Limit the Spread of Germs and Prevent Infection
- Avoid close contact with people who are sick. When you are sick, keep your distance from others to protect them from getting sick too.
- If possible, stay home from work, school, and errands when you are sick. You will help prevent others from catching your illness.
- Cover your mouth and nose with a tissue when coughing or sneezing. It may prevent those around you from getting sick.
- Washing your hands often will help protect you from germs.
- Avoid touching your eyes, nose or mouth. Germs are often spread when a person touches something that is contaminated with germs and then touches his or her eyes, nose, or mouth.
- Practice other good health habits. Get plenty of sleep, be physically active, manage your stress, drink plenty of fluids, and eat nutritious food.
A couple items to keep in your 72 Hour Bag are a dust mask, hand sanitizer, betadine to clean any scratches or cuts. Any time you have a disruption in the barrier between you and the outside world it is a potential avenue for infection and viruses to attack. Deal with any breaks (cuts or scratches) in your skin, quickly. You should also carry rubber gloves in case you need to come in contact with a person suspected of being infected.
Further we need to plan for a Pandemic, or outbreak of a virus on a large scale.
Plan for a Pandemic
- Store a two week supply of water and food. During a pandemic, if you cannot get to a store, or if stores are out of supplies, it will be important for you to have extra supplies on hand. This can be useful in other types of emergencies, such as power outages and disasters.
- Periodically check your regular prescription drugs to ensure a continuous supply in your home.
- Have any nonprescription drugs and other health supplies on hand, including pain relievers, stomach remedies, cough and cold medicines, fluids with electrolytes, and vitamins.
- Talk with family members and loved ones about how they would be cared for if they got sick, or what will be needed to care for them in your home.
- Volunteer with local groups to prepare and assist with emergency response.
- Get involved in your community as it works to prepare for an influenza pandemic.

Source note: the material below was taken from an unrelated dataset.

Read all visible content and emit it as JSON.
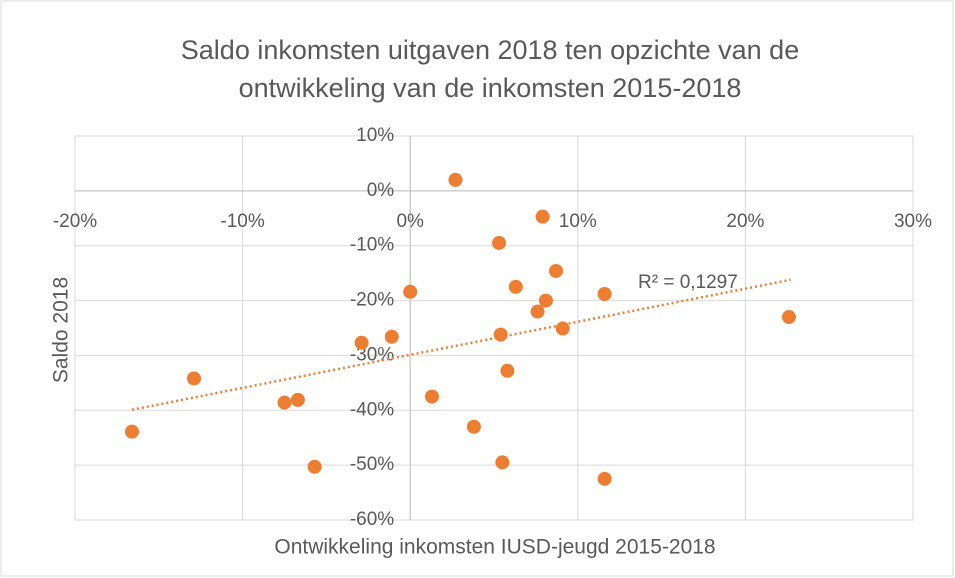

I have read in some materials who say the CDC suggests having a 90 day supply of food and supplies at your house because this is the average burnout period for a large scale outbreak. Call your doctor and tell them you are stocking up on supplies and would like to have an extra three month supply of necessary prescriptions. Most likely your insurance won’t cover this expense but at least if your Doctor will write you a prescription for this quantity you can pay for it yourself and then rotate your stock as you get your prescription refilled monthly. Be sure to have powdered rehydration solutions such as pedialyte and gatorade in your supply. Dehydration is a big threat to your well being when you are ill and storing the powdered versions of these beverages will last longer.